但有些word_forms的包含撇号( “),别人不这样做,所以我想指望他们为同一个词的情况下,这是说,我想这样的两行合并:

cup'board cup  blabla 12 
cupboard cup  blabla2 10 

到这一个(补充频率):

cupboard cup  blabla2 22 

我正在寻找在Python 2.7的解决方案要做到这一点,我的第一个想法是阅读文本文件,存储在两个不同的字典有撇号的词和词没有,然后去了的话,从词典撇号,测试这些单词是否已经在字典中没有撇号,如果他们正在实现频率,如果不是简单地添加此行与撇号删除。这里是我的代码:

class Lemma: 
    """Creates a Lemma with the word form, the root, the morphological analysis and the frequency in the corpus""" 
    def __init__(self,lop): 
     self.word_form = lop[0] 
     self.root = lop[1] 
     self.morph = lop[2] 
     self.freq = int(lop[3]) 

def Reader(filename): 
    """Keeps the lines of a file in memory for a single reading, memory efficient""" 
    with open(filename) as f: 
     for line in f: 
      yield line 

def get_word_dict(filename): 
    '''Separates the word list into two dictionaries, one for words with apostrophe and one for words with apostrophe''' 
    '''Works in a reasonable time''' 
    '''This step can be done writing line by line, avoiding all storage in memory''' 
    word_dict = {} 
    word_dict_striped = {} 

    # We store the lemmas in two dictionaries, word_dict for words without apostrophe, word_dict_striped for words with apostrophe 
    with open('word_dict.txt', 'wb') as f: 
     with open('word_dict_striped.txt', 'wb') as g: 

      reader = Reader(filename) 
      for line in reader: 
       items = line.split("\t") 
       word_form = items[0] 
       if "'" in word_form: 
        # we remove the apostrophe in the word form and morphological analysis and add the lemma to the dictionary word_dict_striped 
        items[0] = word_form.replace("'","") 
        items[2] = items[2].replace("\+Apos", "") 

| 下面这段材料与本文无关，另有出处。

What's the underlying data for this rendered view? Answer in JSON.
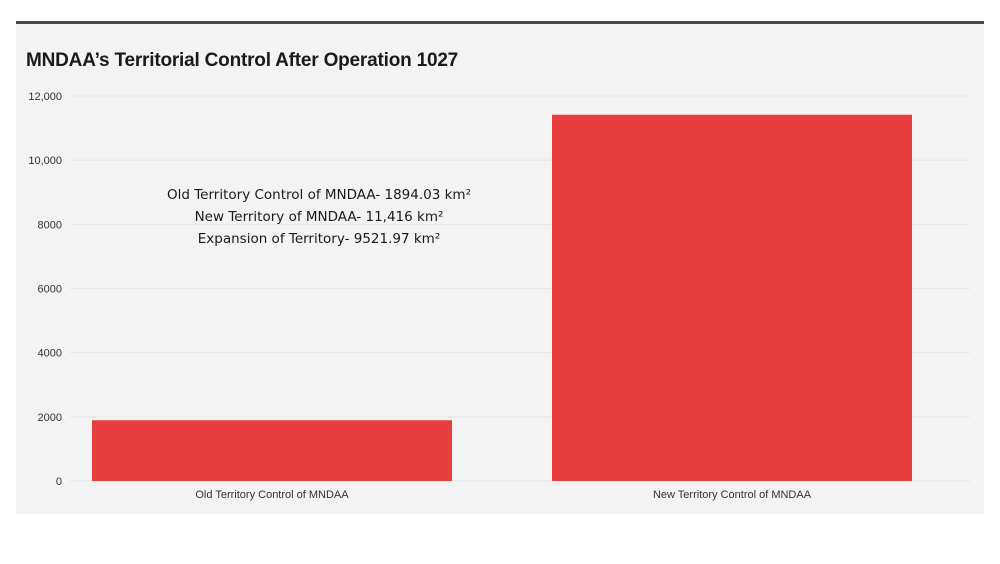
{
  "colors": {
    "bar": "#e83f3e",
    "background": "#f3f3f3",
    "gridline": "#e6e6e6",
    "title": "#1a1a1a",
    "top_rule": "#4a4a4a"
  },
  "chart_data": {
    "type": "bar",
    "title": "MNDAA’s Territorial Control After Operation 1027",
    "xlabel": "",
    "ylabel": "",
    "categories": [
      "Old Territory Control of MNDAA",
      "New Territory Control of MNDAA"
    ],
    "values": [
      1894.03,
      11416
    ],
    "ylim": [
      0,
      12000
    ],
    "yticks": [
      0,
      2000,
      4000,
      6000,
      8000,
      10000,
      12000
    ],
    "ytick_labels": [
      "0",
      "2000",
      "4000",
      "6000",
      "8000",
      "10,000",
      "12,000"
    ],
    "grid": true,
    "legend": "none",
    "annotations": [
      "Old Territory Control of MNDAA- 1894.03 km²",
      "New Territory of MNDAA- 11,416  km²",
      "Expansion of Territory- 9521.97 km²"
    ]
  }
}
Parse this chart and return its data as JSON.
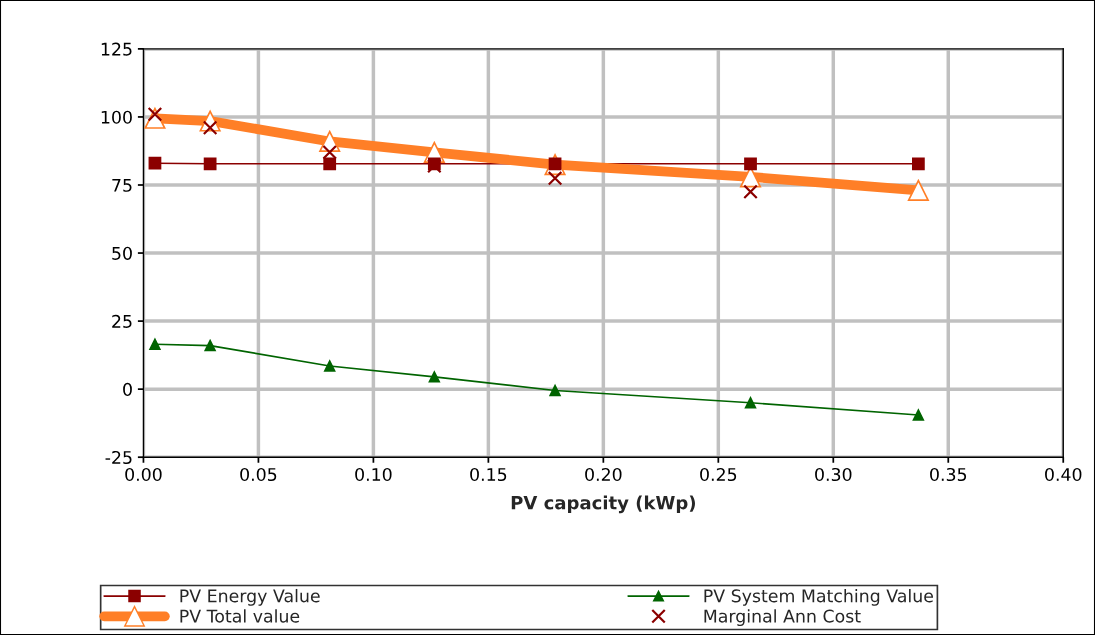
{
  "chart_data": {
    "type": "line",
    "xlabel": "PV capacity (kWp)",
    "x": [
      0.005,
      0.029,
      0.081,
      0.1265,
      0.179,
      0.264,
      0.337
    ],
    "series": [
      {
        "name": "PV Energy Value",
        "color": "#8b0000",
        "marker": "square",
        "values": [
          83,
          82.8,
          82.8,
          82.8,
          82.8,
          82.8,
          82.8
        ]
      },
      {
        "name": "PV System Matching Value",
        "color": "#006400",
        "marker": "triangle",
        "values": [
          16.5,
          16,
          8.5,
          4.5,
          -0.5,
          -5,
          -9.5
        ]
      },
      {
        "name": "PV Total value",
        "color": "#ff7f27",
        "marker": "triangle",
        "values": [
          99.5,
          98.5,
          91,
          87,
          82.5,
          78,
          73
        ]
      },
      {
        "name": "Marginal Ann Cost",
        "type": "scatter",
        "color": "#8b0000",
        "marker": "cross",
        "values": [
          101,
          96,
          87,
          82,
          77.5,
          72.5,
          null
        ]
      }
    ],
    "xlim": [
      0,
      0.4
    ],
    "xticks": [
      {
        "value": 0,
        "label": "0.00"
      },
      {
        "value": 0.05,
        "label": "0.05"
      },
      {
        "value": 0.1,
        "label": "0.10"
      },
      {
        "value": 0.15,
        "label": "0.15"
      },
      {
        "value": 0.2,
        "label": "0.20"
      },
      {
        "value": 0.25,
        "label": "0.25"
      },
      {
        "value": 0.3,
        "label": "0.30"
      },
      {
        "value": 0.35,
        "label": "0.35"
      },
      {
        "value": 0.4,
        "label": "0.40"
      }
    ],
    "ylim": [
      -25,
      125
    ],
    "yticks": [
      -25,
      0,
      25,
      50,
      75,
      100,
      125
    ],
    "grid": true,
    "legend": "bottom"
  }
}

        g.write("%s\t%s\t%s\t%s" % (items[0], items[1], items[2], items[3])) 
        word_dict_striped({items[0] : Lemma(items)}) 
       else: 
        # we just add the lemma to the dictionary word_dict 
        f.write("%s\t%s\t%s\t%s" % (items[0], items[1], items[2], items[3])) 
        word_dict.update({items[0] : Lemma(items)}) 

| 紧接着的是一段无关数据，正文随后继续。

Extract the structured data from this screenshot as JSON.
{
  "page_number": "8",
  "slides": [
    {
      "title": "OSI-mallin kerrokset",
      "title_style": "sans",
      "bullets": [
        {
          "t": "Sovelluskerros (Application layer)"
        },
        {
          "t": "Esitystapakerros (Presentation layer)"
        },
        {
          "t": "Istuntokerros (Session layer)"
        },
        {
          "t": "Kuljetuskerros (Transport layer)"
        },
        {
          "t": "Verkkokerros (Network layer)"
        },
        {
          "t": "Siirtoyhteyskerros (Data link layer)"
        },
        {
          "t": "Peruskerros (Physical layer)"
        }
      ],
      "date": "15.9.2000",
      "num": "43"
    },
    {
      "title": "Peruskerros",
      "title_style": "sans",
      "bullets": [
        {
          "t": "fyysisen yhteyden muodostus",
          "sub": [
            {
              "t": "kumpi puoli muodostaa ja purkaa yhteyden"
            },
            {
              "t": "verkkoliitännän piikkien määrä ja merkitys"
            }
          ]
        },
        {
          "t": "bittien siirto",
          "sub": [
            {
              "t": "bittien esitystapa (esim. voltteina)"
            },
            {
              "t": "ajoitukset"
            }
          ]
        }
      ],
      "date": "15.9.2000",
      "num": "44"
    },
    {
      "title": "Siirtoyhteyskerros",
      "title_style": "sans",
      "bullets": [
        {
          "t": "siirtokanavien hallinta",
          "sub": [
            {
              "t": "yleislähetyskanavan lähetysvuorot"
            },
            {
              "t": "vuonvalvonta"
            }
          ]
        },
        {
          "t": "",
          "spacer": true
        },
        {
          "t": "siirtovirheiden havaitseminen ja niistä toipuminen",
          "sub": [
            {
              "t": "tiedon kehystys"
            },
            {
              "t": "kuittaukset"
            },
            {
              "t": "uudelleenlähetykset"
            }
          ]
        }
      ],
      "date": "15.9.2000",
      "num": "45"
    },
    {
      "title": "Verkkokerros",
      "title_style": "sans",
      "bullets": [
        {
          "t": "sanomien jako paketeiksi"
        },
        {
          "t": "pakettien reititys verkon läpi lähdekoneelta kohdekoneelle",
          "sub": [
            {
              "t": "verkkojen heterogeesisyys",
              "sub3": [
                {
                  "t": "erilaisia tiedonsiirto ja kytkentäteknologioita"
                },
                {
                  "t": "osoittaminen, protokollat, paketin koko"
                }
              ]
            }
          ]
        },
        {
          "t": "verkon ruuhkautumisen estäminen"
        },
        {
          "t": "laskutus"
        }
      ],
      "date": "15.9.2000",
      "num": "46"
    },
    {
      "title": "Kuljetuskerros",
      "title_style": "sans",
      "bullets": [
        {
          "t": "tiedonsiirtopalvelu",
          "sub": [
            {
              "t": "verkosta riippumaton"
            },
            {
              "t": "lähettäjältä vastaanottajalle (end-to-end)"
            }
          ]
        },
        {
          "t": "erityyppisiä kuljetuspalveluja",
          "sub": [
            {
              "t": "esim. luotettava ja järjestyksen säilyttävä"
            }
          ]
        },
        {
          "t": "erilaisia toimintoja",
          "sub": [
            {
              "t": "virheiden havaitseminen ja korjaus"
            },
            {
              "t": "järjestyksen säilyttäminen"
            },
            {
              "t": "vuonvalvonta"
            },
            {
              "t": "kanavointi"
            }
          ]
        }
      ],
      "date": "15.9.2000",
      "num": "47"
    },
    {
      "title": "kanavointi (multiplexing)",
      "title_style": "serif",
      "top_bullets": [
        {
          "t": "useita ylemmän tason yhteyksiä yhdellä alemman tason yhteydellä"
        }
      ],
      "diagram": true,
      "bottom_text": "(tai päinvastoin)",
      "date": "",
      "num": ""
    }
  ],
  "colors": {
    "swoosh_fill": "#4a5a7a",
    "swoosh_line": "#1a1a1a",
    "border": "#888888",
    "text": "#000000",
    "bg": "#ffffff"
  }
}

    return word_dict, word_dict_striped 

def merge_word_dict(word_dict, word_dict_striped): 
    '''Takes two dictionaries and merge them by adding the count of their frequencies if there is a common key''' 
    ''' Does not run in reasonable time on the whole list ''' 

    with open('word_compiled_dict.txt', 'wb') as f: 

     for word in word_dict_striped.keys(): 
      if word in word_dict.keys(): 
       word_dict[word].freq += word_dict_striped[word].freq 
       f.write("%s\t%s\t%s\t%s" % (word_dict[word].word_form, word_dict[word].root, word_dict[word].morph, word_dict[word].freq)) 
      else: 
       word_dict.update(word_dict_striped[word]) 

    print "Number of words: ", 
    print(len(word_dict)) 

    for x in word_dict: 
     print x, word_dict[x].root, word_dict[x].morph, word_dict[x].freq 

    return word_dict 

此解决方案在一个合理的时间,直到两个库的存储,我是否通过线两条TEXTFILES行写,以避免任何储存或我将它们存储在程序字典对象。但是两本词典的合并永远不会结束!

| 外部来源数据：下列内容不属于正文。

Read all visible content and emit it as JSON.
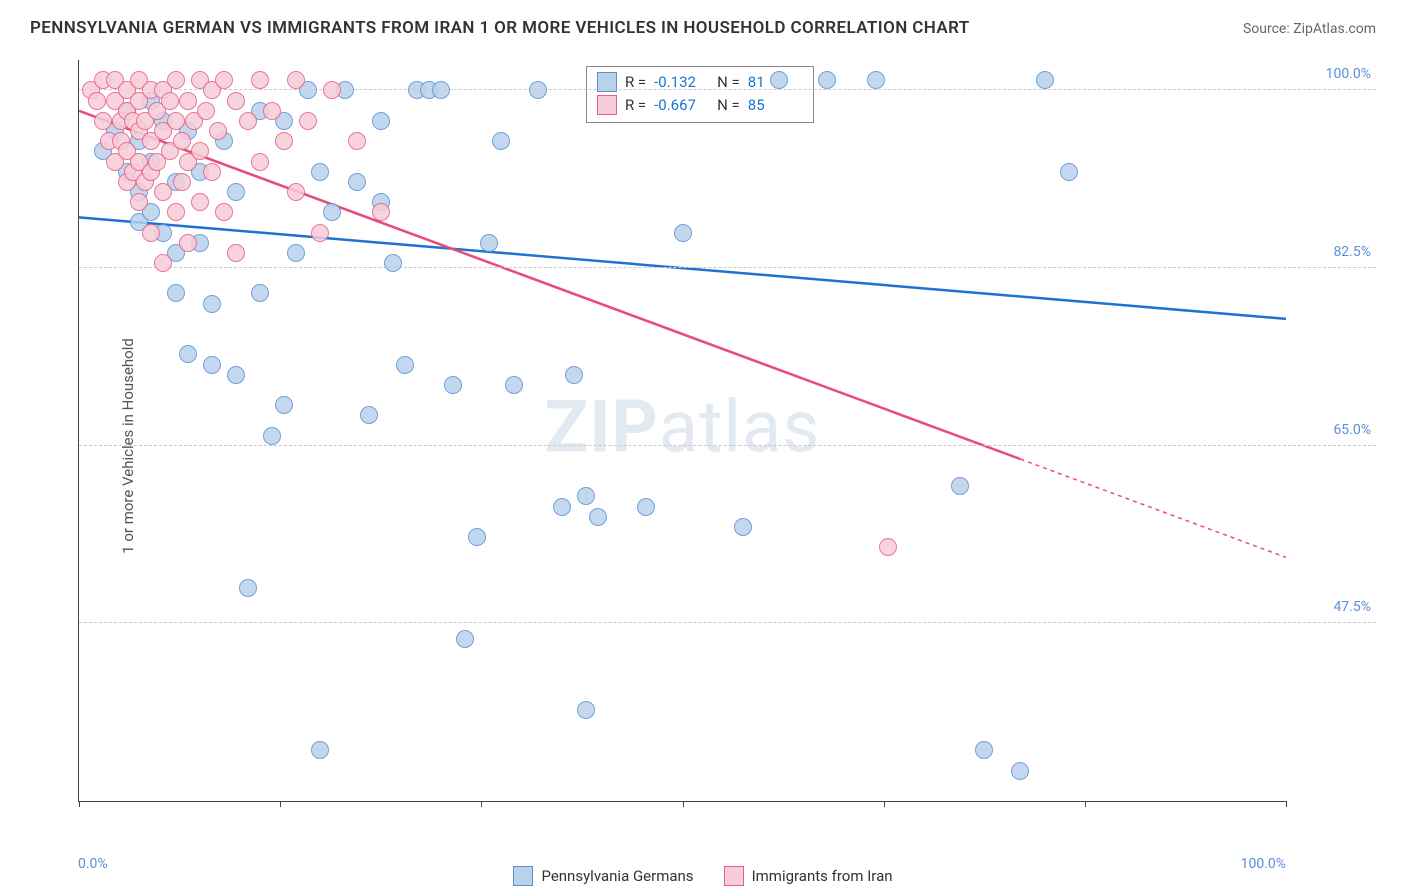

词典的“更新”功能可以正常工作,但会覆盖一个频率计数而不是添加两个。我看到了合并的字典 的一些解决方案,除了与计数器: Python: Elegantly merge dictionaries with sum() of values Merge and sum of two dictionaries How to sum dict elements How to merge two Python dictionaries in a single expression? Is there any pythonic way to combine two dicts (adding values for keys that appear in both)? 但他们似乎只有当字典是形式(文字,计数)的工作,而我想继续在其他领域在字典中也是如此。

我接受所有的想法或重新构造问题,因为我的目标是 有此程序只运行一次才能获得此文本文件中的合并列表,请提前致谢!

+0

难道你不能简单地用空字符串替换所有的撇号来删除它们吗?像这样:'word_form = items [0] .replace(“'”,“”)' –

+0

但是,然后我会有两行同一个单词,这些频率将不会被添加,对吧? – hajoki

+0

对于给定的单词,最多可以组合两行吗?或者可能更多?那些需要彼此相邻的必须组合?如果要组合两条线,其他所有(除了计数)保证是相同的吗? – Iluvatar

回答

0

这是一些或多或少做你想要的东西。只需更改顶部的文件名即可。它不会修改原始文件。

input_file_name = "input.txt" 
output_file_name = "output.txt" 

def custom_comp(s1, s2): 
    word1 = s1.split()[0] 
    word2 = s2.split()[0] 
    stripped1 = word1.translate(None, "'") 
    stripped2 = word2.translate(None, "'") 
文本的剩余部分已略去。